Brown enlisted in the 6th division of the US Navy and was appointed as director of athletics for the 1st District during World War I. He designed an athletic competition, the Chariot Race, that allowed thousands of men to compete in teams of one hundred, first demonstrated on the Boston Common in 1917.

==Legacy==
Brown lived in Hopkinton, Massachusetts throughout his life, married Elizabeth Gallagher, and had four sons and three daughters, who continued their father's pursuits.

His son, Walter A. Brown, assumed the general manager position at the Boston Garden upon his father's death. Walter A. Brown went on to become general manager of the Boston Bruins ice hockey team, and founding owner and general manager of the Boston Celtics men's professional basketball team. Like his father, Walter A. Brown was inducted into the hockey halls of fame, and in addition, was elected to the Basketball Hall of Fame. Walter also served as starter of the Boston marathon from 1938 to 1942, and held the post of BAA president for over twenty years.

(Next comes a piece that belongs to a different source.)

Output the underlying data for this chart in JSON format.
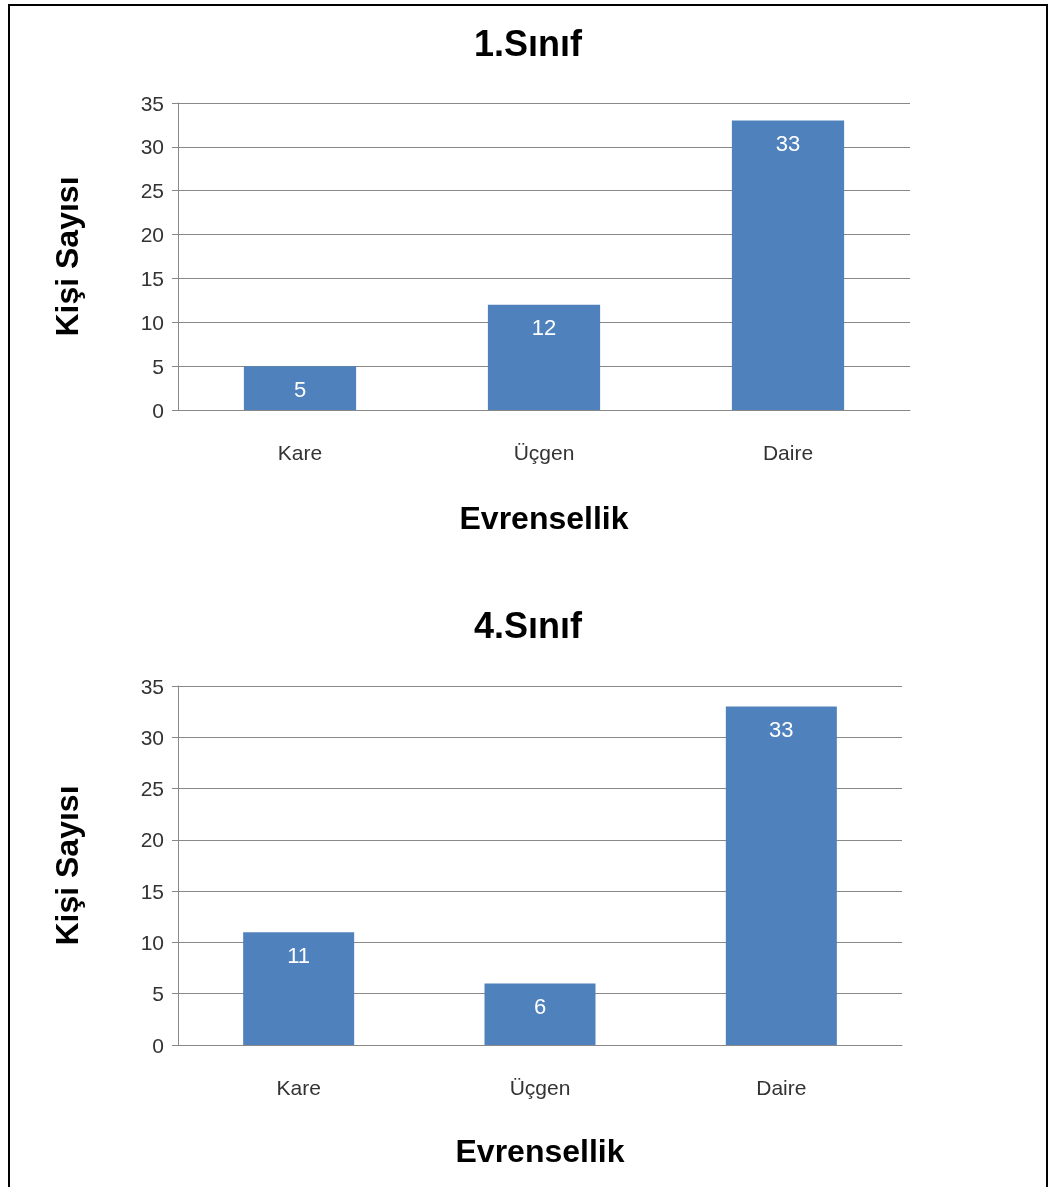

Since 1905, for every year except one, a member of the Brown family has been the starter of the Boston Marathon. After George V. and Walter A., George V. Brown, Jr., started the race, from 1943 to 1980. Another son of George V., Thomas J. Brown, who was BAA president from 1982 to 1985, served as the starter for the race through 1989. Thomas Brown's wife, Rosalie, has started the wheelchair race. George V.'s grandson, Walter F. Brown, was the race's starter from 1990 to 2013. Beginning in 2014, Christina Whelton, George V.'s great-granddaughter, has served as the starter.

Like the Boston Marathon, many of the sporting events George V. Brown fostered, have continued for over a century.

In 2008, the Hopkinton Athletic Association commissioned sculptor Michael Alfano to create a statue honoring Brown. The bronze monument, "The Starter", was installed on the town common in 2009.